И, думая так, я бегу, не чуя почвы под ногами. Уверенность в том, что я уже принят, так убедительна, что я встретившемуся Станиславу кричу:

— Дедушка Стась, а я уже принят!.. Иду в учительскую!..

— Ну, ну, дай боже!.. — родственно-мягко воркует старик.

И я бегу и внутренне смеюсь от счастья. И вот я уже несусь по широкому коридору, а еще секунда — и предо мною белая дверь учительской.

Вхожу и… становлюсь совсем-совсем маленьким. Я вижу многолюдное собрание учителей.
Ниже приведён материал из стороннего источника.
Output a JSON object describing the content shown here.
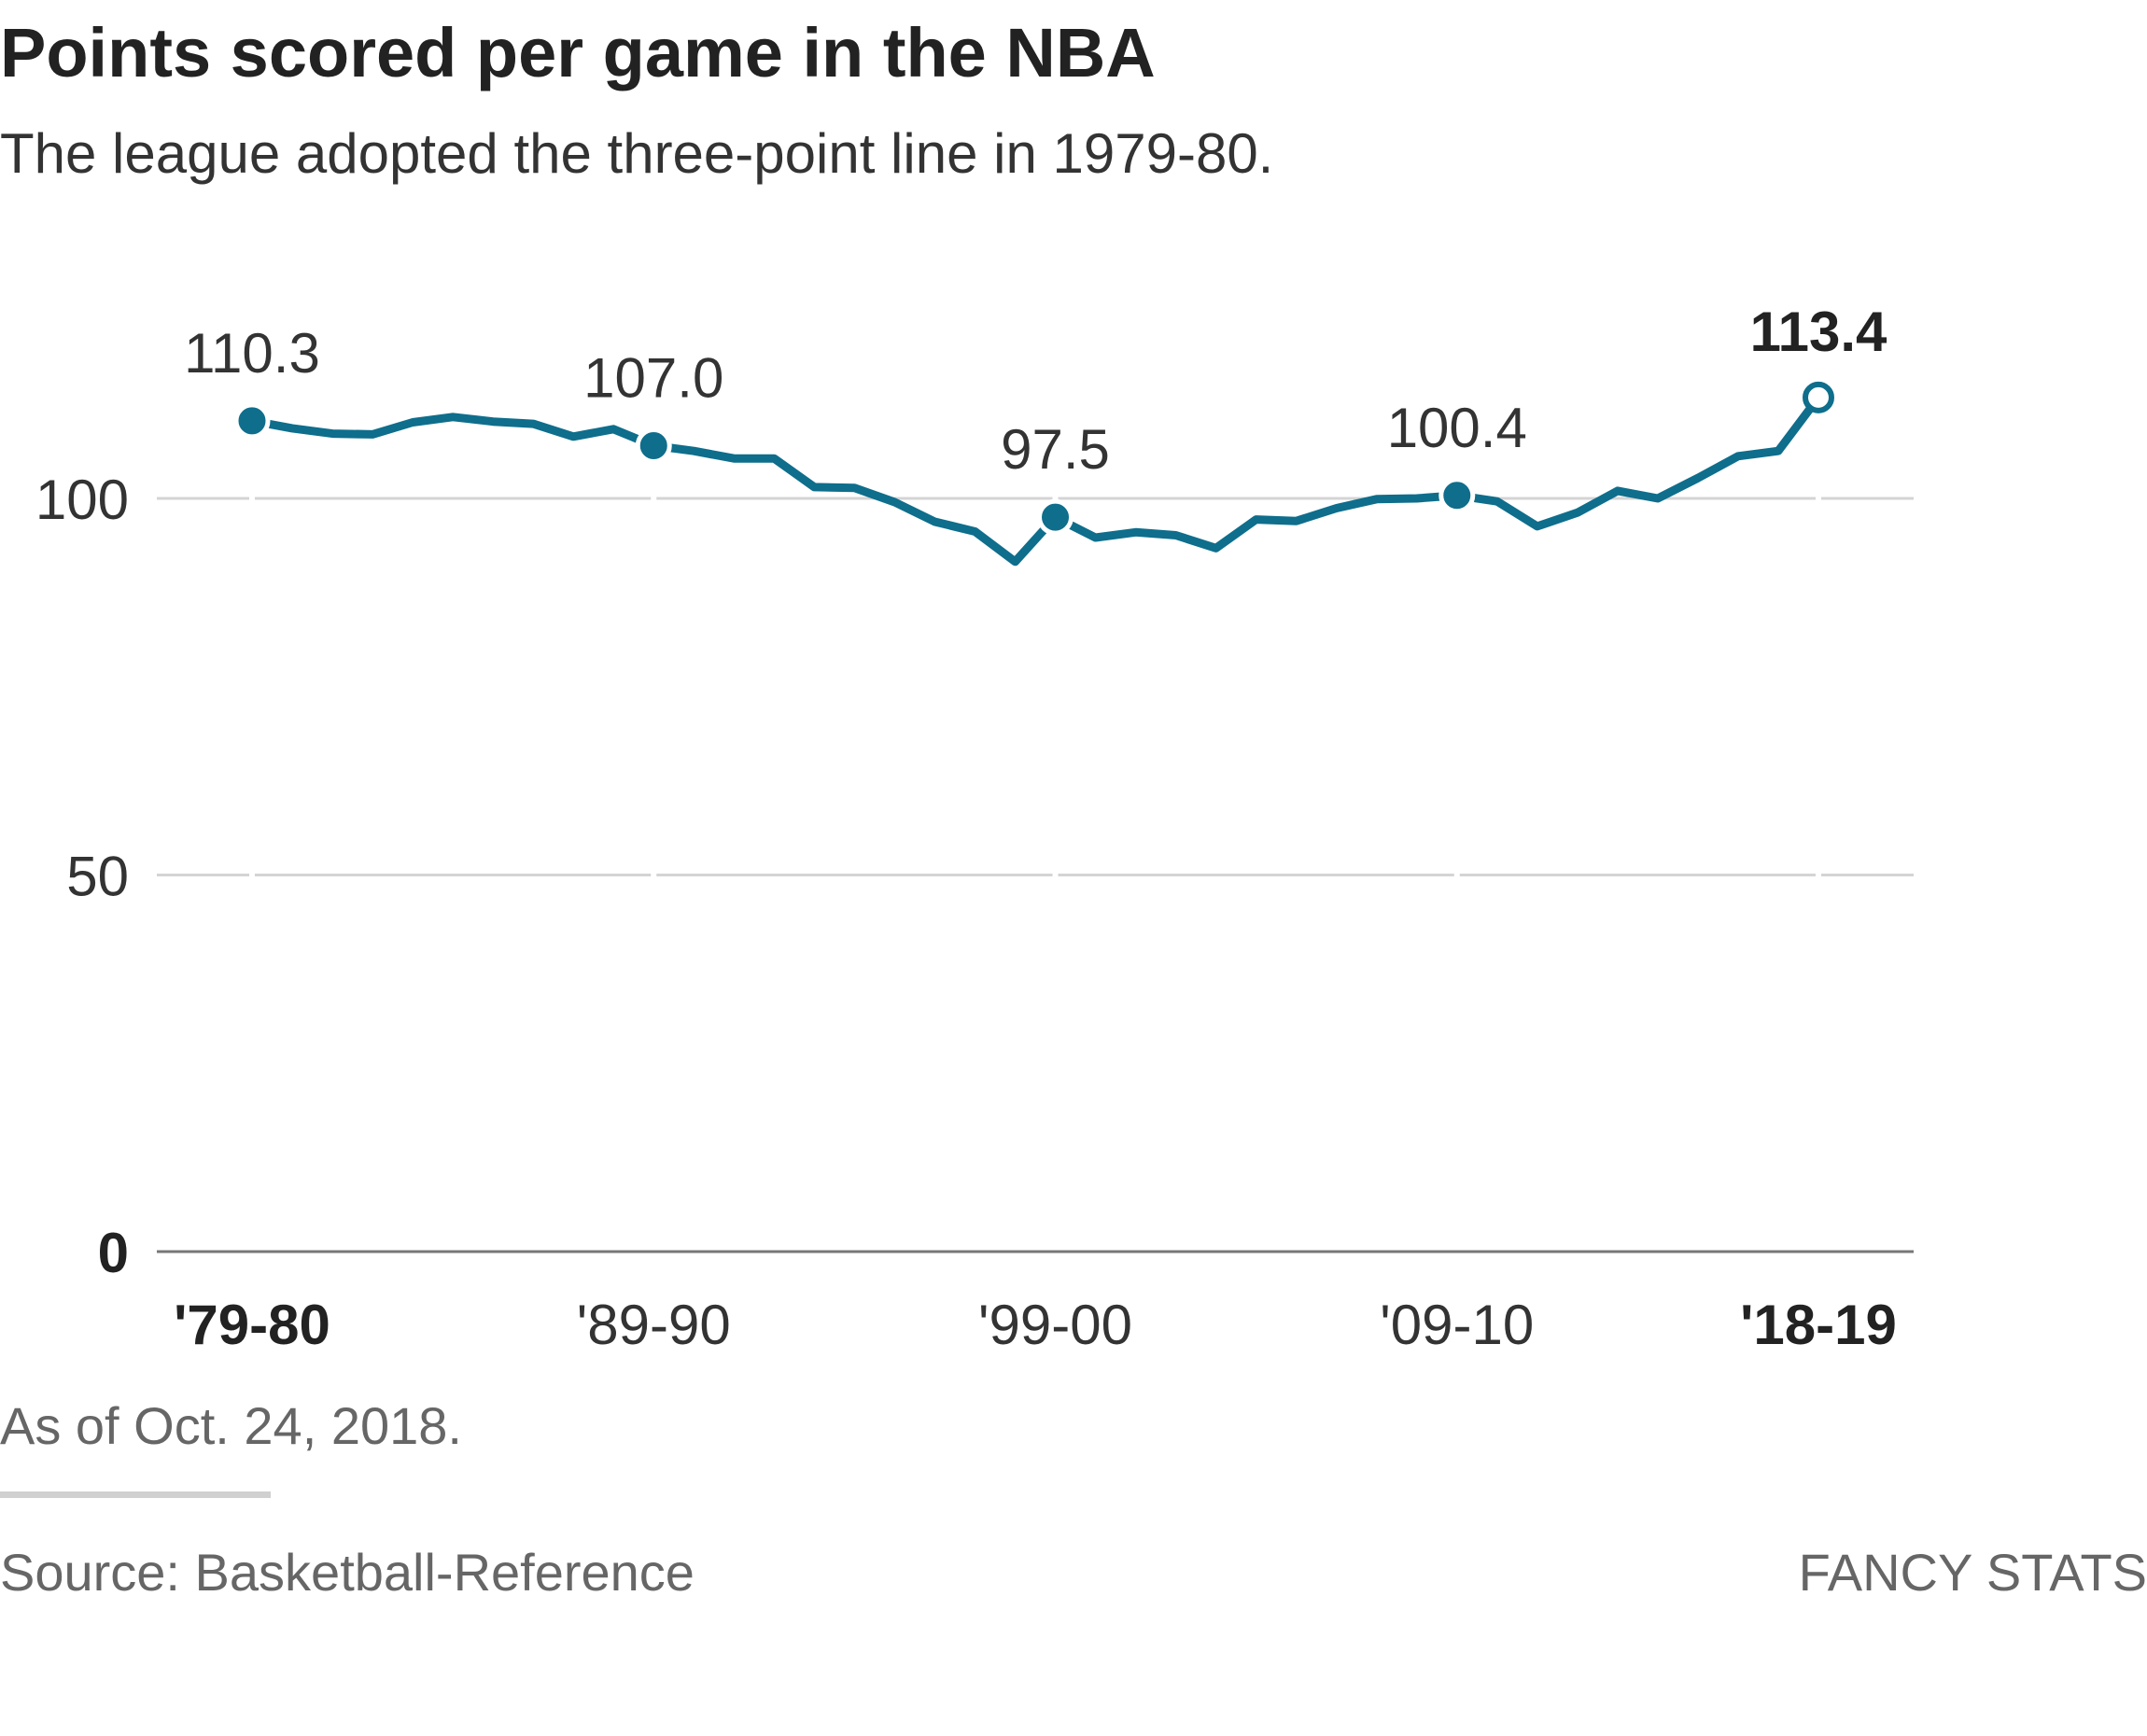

Вижу синие вицмундиры, золотые пуговицы, крахмальные воротнички и манжеты, гладко причесанные головы, чисто выбритые лица, усы, бакенбарды, длинный стол, покрытый сукном цвета спелой малины, и в золотой раме — портрет самого царя.

Неожиданно попав в такое высокое общество, я теряюсь и не знаю, что делать с руками: держать ли их по швам, как меня учит Станислав, или всунуть их в карманы куртки.

Из-за стола поднимается учитель русского языка Колобов и указательным пальцем подзывает меня к себе.

Когда я, вконец смущенный, подхожу к нему, он слегка наклоняется ко мне и спрашивает:

— Скажи мне, Свирский, куда ты девал буквы?

Ощущаю мелкую дрожь в нижней челюсти и небывалую слабость в ногах. Ищу и не нахожу обычной ласковой улыбки на лице учителя, но… это совсем не он, не Колобов, а чужой и строгий господин в блестящих пуговицах.

— Какие буквы? — тихо спрашиваю я и тут же теряю соображение.